Manis hanya bisa memandangku, mulutnya menganga lebar seolah dia sangat terkejut dengan apa yang barus saja kusampaikan. Apakah pengakuanku semengerikan itu baginya, toh?

"Hubungan apa, toh, Juragan? Aku ndhak paham," kata Simbah Manis. Entah dia ndhak tahu, atau pura-pura ndhak tahu tentang percakapnku ini, atau dia sengaja untuk memancingku berbicara lebih banyak tentang hubunganku dengan Manis. Aku ndhak mengerti.

Kutelan ludahku yang mendadak mengering. Dadaku tiba-tiba berdetak dengan cara yang sangat lancang. Kedua tanganku panas dingin. Kukepal tangaku kuat-kuat, kuhirup oksigen dalam-dalam agar paru-paruku ndhak terasa sesak lagi. Menocoba mengambil tempat yang pas.

"Aku berencana meminang Manis untuk jadi istriku," kubilang, sesaat suasana mendadak hening. Bahkan Simbah Manis menatapku dengan mata yang membulat. Mungkin dia terkejut, aku ndhak kaget jika itu terjadi.

"Apa?"

"Aku dan Manis saling mencintai, Mbah."

PLAK!!!

Lagi, sebuah tamparan mendarat di pipiku. Kali ini, tamparan itu berasal dari Simbah Manis. Manis terdengar memekik, dia langsung menutup mulutnya bersamaan dengan air matanya yang tumpah. Sepertinya, dia ndhak rela kalau aku telah ditampar oleh simbahnya.
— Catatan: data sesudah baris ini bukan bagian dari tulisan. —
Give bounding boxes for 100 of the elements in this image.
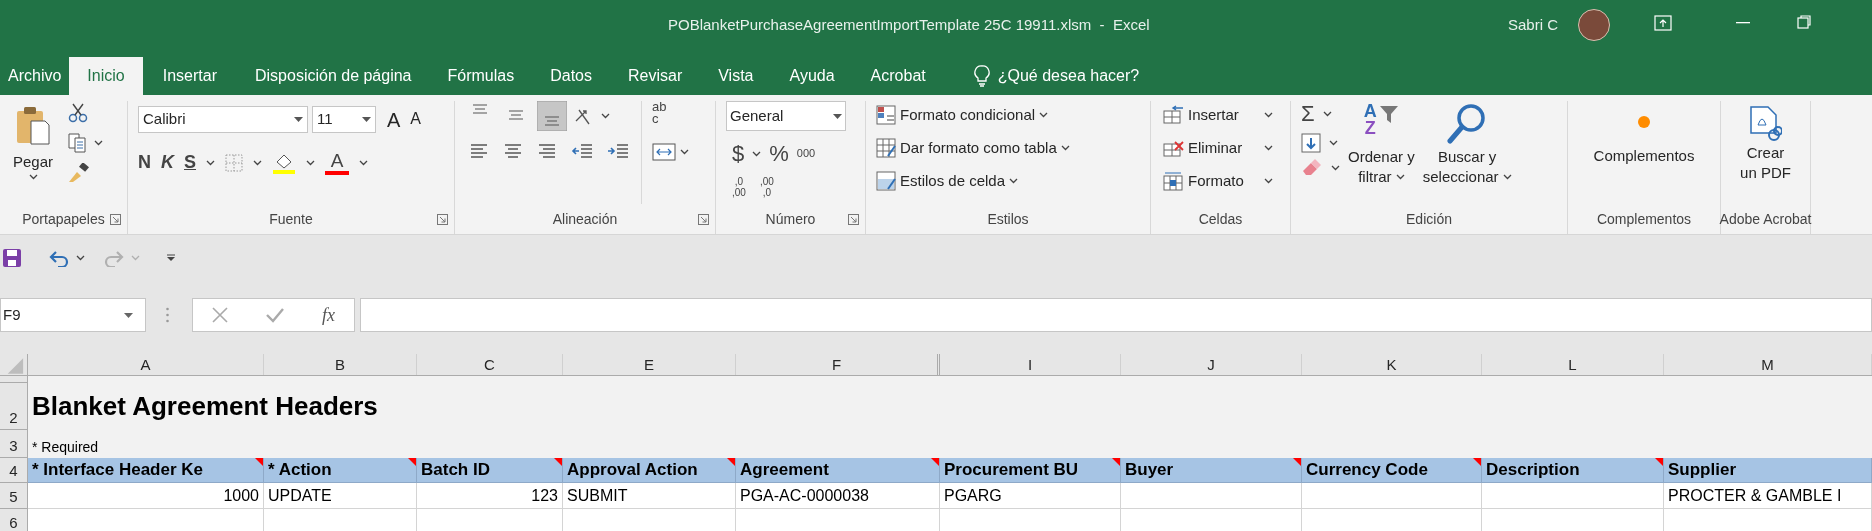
create-pdf-button[interactable]: Crear un PDF [1740,101,1791,204]
caret-icon[interactable] [1264,178,1273,184]
decrease-indent-icon[interactable] [571,143,593,161]
dropdown-arrow-icon [833,113,842,119]
ribbon-tab[interactable]: Vista [700,57,772,95]
copy-icon[interactable] [68,133,88,153]
column-header[interactable]: C [417,354,563,375]
ribbon-tab[interactable]: Datos [532,57,610,95]
caret-icon[interactable] [76,254,85,261]
increase-indent-icon[interactable] [607,143,629,161]
caret-icon[interactable] [306,159,315,166]
row-header[interactable]: 4 [0,458,28,483]
group-label: Celdas [1198,209,1243,229]
percent-button[interactable]: % [769,137,789,170]
caret-icon[interactable] [1329,140,1338,146]
caret-icon[interactable] [1009,178,1019,184]
merge-cells-icon[interactable] [652,143,676,161]
add-ins-button[interactable]: Complementos [1593,101,1695,204]
caret-icon[interactable] [752,150,762,157]
column-header[interactable]: M [1664,354,1872,375]
styles-command[interactable]: Dar formato como tabla [876,134,1140,162]
column-header[interactable]: B [264,354,417,375]
caret-icon[interactable] [1264,112,1273,118]
window-title: POBlanketPurchaseAgreementImportTemplate 25C 19911.xlsm - Excel [668,15,1150,35]
caret-icon[interactable] [1039,112,1049,118]
name-box[interactable]: F9 [0,298,146,332]
caret-icon[interactable] [1264,145,1273,151]
caret-icon[interactable] [1502,174,1512,180]
underline-button[interactable]: S [184,149,196,176]
format-painter-icon[interactable] [68,163,90,183]
undo-icon[interactable] [48,248,70,267]
thousands-button[interactable]: 000 [796,145,816,162]
font-name-dropdown[interactable]: Calibri [138,105,308,133]
user-avatar[interactable] [1578,9,1610,41]
caret-icon[interactable] [1060,145,1070,151]
dialog-launcher-icon[interactable] [437,214,448,225]
caret-icon[interactable] [94,140,103,146]
column-header[interactable]: A [28,354,264,375]
dialog-launcher-icon[interactable] [698,214,709,225]
column-header[interactable]: L [1482,354,1664,375]
number-format-dropdown[interactable]: General [726,101,846,131]
decrease-decimal-button[interactable]: ,00 ,0 [759,176,774,198]
restore-icon[interactable] [1797,15,1811,29]
align-left-icon[interactable] [469,143,489,161]
align-center-icon[interactable] [503,143,523,161]
tell-me-field[interactable]: ¿Qué desea hacer? [997,64,1140,88]
wrap-text-button[interactable]: ab c [652,101,689,131]
save-icon[interactable] [2,247,22,268]
row-header[interactable]: 3 [0,430,28,458]
fill-down-icon[interactable] [1301,133,1321,153]
styles-command[interactable]: Estilos de celda [876,167,1140,195]
ribbon-tab[interactable]: Acrobat [852,57,944,95]
currency-button[interactable]: $ [732,137,745,170]
cells-command[interactable]: Insertar [1163,101,1278,129]
insert-function-button[interactable]: fx [322,301,335,329]
table-cell: 1000 [28,483,264,509]
grow-font-button[interactable]: A [384,103,404,135]
minimize-icon[interactable] [1736,22,1750,24]
font-color-button[interactable]: A [325,150,349,175]
find-select-button[interactable]: Buscar y seleccionar [1422,101,1512,204]
column-header[interactable]: J [1121,354,1302,375]
paste-button[interactable]: Pegar [6,101,60,204]
ribbon-display-icon[interactable] [1654,15,1672,31]
dialog-launcher-icon[interactable] [848,214,859,225]
cells-command[interactable]: Formato [1163,167,1278,195]
caret-icon[interactable] [601,113,610,119]
ribbon-tab[interactable]: Insertar [142,57,237,95]
ribbon-tab[interactable]: Inicio [69,57,143,95]
autosum-button[interactable]: Σ [1301,101,1315,127]
column-header[interactable]: E [563,354,736,375]
bold-button[interactable]: N [138,149,151,176]
caret-icon[interactable] [206,159,215,166]
ribbon-tab[interactable]: Disposición de página [236,57,430,95]
italic-button[interactable]: K [161,149,174,176]
align-right-icon[interactable] [537,143,557,161]
caret-icon[interactable] [28,173,38,180]
styles-command[interactable]: Formato condicional [876,101,1140,129]
increase-decimal-button[interactable]: ,0 ,00 [732,176,746,198]
caret-icon[interactable] [1331,165,1340,171]
column-header[interactable]: I [940,354,1121,375]
row-header[interactable]: 2 [0,383,28,430]
ribbon-tab[interactable]: Ayuda [771,57,853,95]
formula-field[interactable] [360,298,1872,332]
dialog-launcher-icon[interactable] [110,214,121,225]
cells-command[interactable]: Eliminar [1163,134,1278,162]
caret-icon[interactable] [1395,174,1405,180]
caret-icon[interactable] [680,149,689,155]
ribbon-tab[interactable]: Revisar [610,57,701,95]
customize-toolbar-icon[interactable] [166,253,176,262]
sort-filter-button[interactable]: A Z Ordenar y filtrar [1348,101,1415,204]
scissors-icon[interactable] [68,103,88,123]
ribbon-tab[interactable]: Archivo [0,57,70,95]
caret-icon[interactable] [1322,111,1332,117]
caret-icon[interactable] [253,159,262,166]
shrink-font-button[interactable]: A [407,107,424,131]
caret-icon[interactable] [359,159,368,166]
column-header[interactable]: K [1302,354,1482,375]
row-header[interactable]: 5 [0,483,28,509]
ribbon-tab[interactable]: Fórmulas [429,57,533,95]
font-size-dropdown[interactable]: 11 [312,105,376,133]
Tapi, dia ndhak bisa berbuat apa-apa. Mungkin tadi, aku pernah berpikir jika situasi ini barangkali akan terjadi. Bagaimana endhak, toh. Posisinya sekarang Manis telah menjadi calon istri dari seseorang, sementara aku dengan lancang tiba-tiba datang bertandang. Menyampaikan warta yang sangat mengejutkan. Warta tentang hubungan terlarang yang pasti sangat ndhak disukai oleh orang-orang.

"Kamu bilang apa, Juragan? Kamu, dan Manis saling mencintai?" katanya mengulang pertanyaanku. Bagian atas ujung bibirnya berkedut, matanya memicing memandangku dengan tajam.

Aku mengangguk mantab, menjawabi ucapan Simbah Manis. Aku ini laki-laki, pantang bagiku mundur sebelum aku selesai bertempur.

"Berkaca diri dulu, kamu. Apa di rumah, kamu ndhak ada kaca?" katanya. Kutarik sebelah alisku, Manis tampak menggelengkan kepalanya. Seolah memberi isyarat, untukku cepat-cepat pergi dari rumahnya. Wajahnya tampak sudah pucat pasi, dan juga lemas. Dia memandangku dengan mata nanarnya itu. Tapi, aku ndhak sepengecut itu, aku ingin Manis tahu, jika aku pejuang. Aku bukan pecundang. "Kamu ini siapa mau sama cucuku? Kamu itu anak haram, hasil dari perselingkuhan Romomu, dan Biungmu ndhak tahu diri itu," katanya. Cukup jelas, cukup lantang sampai membuat rahangku mengeras karenanya. "Kamu itu lho anak haram, yang hadir sebelum ada hubungan pernikahan. Pantang bagiku untuk menikahkan cucuku dengan anak haram. Sebab aku ndhak mau, cucuku menerima karma selama tujuh turunan. Kurasa, orang berpendidikan sepertimu cukup paham dengan apa yang aku katakan, toh?" lanjut Simbah Manis lagi.

"Tapi aku ndhak peduli, Mbah. Yang menjalani aku, dan Manis bukan Simbah. Pantang bagi Simbah untuk ikut campur urusan hati kami," kataku yang ndhak mau kalah.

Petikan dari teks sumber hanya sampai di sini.